On the other hand, the coefficient estimate for newspaper advertising is very low and not statistically significant, indicating that it is not a reliable predictor of sales. Hence, companies may want to think about cutting back on their newspaper advertising budgets or shifting that money to media like TV and radio that are more effective at reaching their target audiences.

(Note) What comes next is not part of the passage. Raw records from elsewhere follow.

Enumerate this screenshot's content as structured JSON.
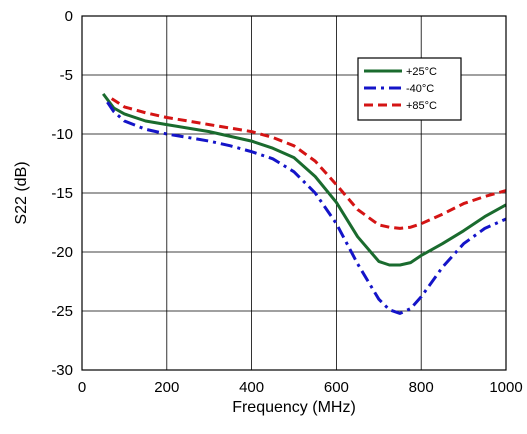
{
  "chart_data": {
    "type": "line",
    "title": "",
    "xlabel": "Frequency (MHz)",
    "ylabel": "S22 (dB)",
    "xlim": [
      0,
      1000
    ],
    "ylim": [
      -30,
      0
    ],
    "xticks": [
      0,
      200,
      400,
      600,
      800,
      1000
    ],
    "yticks": [
      0,
      -5,
      -10,
      -15,
      -20,
      -25,
      -30
    ],
    "grid": true,
    "legend_position": "top-right",
    "series": [
      {
        "name": "+25°C",
        "color": "#1a6b2e",
        "dash": "solid",
        "x": [
          50,
          75,
          100,
          150,
          200,
          250,
          300,
          350,
          400,
          450,
          500,
          550,
          600,
          650,
          700,
          725,
          750,
          775,
          800,
          850,
          900,
          950,
          1000
        ],
        "y": [
          -6.6,
          -7.8,
          -8.3,
          -8.9,
          -9.2,
          -9.5,
          -9.8,
          -10.2,
          -10.6,
          -11.2,
          -12.0,
          -13.6,
          -15.8,
          -18.7,
          -20.8,
          -21.1,
          -21.1,
          -20.9,
          -20.3,
          -19.3,
          -18.2,
          -17.0,
          -16.0
        ]
      },
      {
        "name": "-40°C",
        "color": "#1414c8",
        "dash": "dashdot",
        "x": [
          60,
          75,
          100,
          150,
          200,
          250,
          300,
          350,
          400,
          450,
          500,
          550,
          600,
          650,
          700,
          725,
          750,
          775,
          800,
          850,
          900,
          950,
          1000
        ],
        "y": [
          -7.3,
          -8.1,
          -8.9,
          -9.6,
          -10.0,
          -10.3,
          -10.6,
          -11.0,
          -11.5,
          -12.1,
          -13.2,
          -15.0,
          -17.6,
          -21.0,
          -24.0,
          -24.9,
          -25.2,
          -24.8,
          -23.8,
          -21.3,
          -19.3,
          -18.0,
          -17.2
        ]
      },
      {
        "name": "+85°C",
        "color": "#d41414",
        "dash": "dashed",
        "x": [
          70,
          100,
          150,
          200,
          250,
          300,
          350,
          400,
          450,
          500,
          550,
          600,
          650,
          700,
          725,
          750,
          775,
          800,
          850,
          900,
          950,
          1000
        ],
        "y": [
          -7.0,
          -7.7,
          -8.2,
          -8.6,
          -8.9,
          -9.2,
          -9.5,
          -9.8,
          -10.3,
          -11.0,
          -12.3,
          -14.3,
          -16.4,
          -17.7,
          -17.9,
          -18.0,
          -17.9,
          -17.6,
          -16.8,
          -15.9,
          -15.3,
          -14.8
        ]
      }
    ]
  }
}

The forecasting model offered can be used to calculate the effects of various advertising budget amounts on sales. It is crucial to keep in mind that this model makes the assumption that all other variables stay constant, which may not be the case in actual circumstances. As a result, it is advised to utilize this model as a starting point for advertising planning and to regularly track the results of actual sales in order to modify advertising spending.
Reference
American Psychological Association. (2020). Publication manual of the American Psychological Association (7th ed.). https://doi.org/10.1037/0000165-000
Chandra, S., & Neogi, S. (2021). Analyzing the impact of advertising expenditure on sales in the Indian banking sector. Journal of Financial Services Marketing, 26(1), 23-36. https://doi.org/10.1057/s41264-021-00106-2
Kumar, V., Sharma, A., & Sivakumaran, B. (2019). Predicting the effectiveness of advertising expenditure on sales: A case study of the Indian automobile industry. Journal of Business Research, 96, 157-170. https://doi.org/10.1016/j.jbusres.2018.08.021
Sharma, S., & Mehra, S. (2020). The impact of advertising expenditure on sales: A study of the Indian fast-moving consumer goods industry. Global Business Review, 21(1), 114-126. https://doi.org/10.1177/0972150919874345
Sharma, V., & Yadav, D. (2020). Data Preprocessing Techniques in Excel: A Review. International Journal of Computer Applications, 180(46), 33-37.
Ljubić, I., & Kunica, Z. (2021). Data Preprocessing for Machine Learning Models in Excel. Tehnički vjesnik, 28(1), 127-133.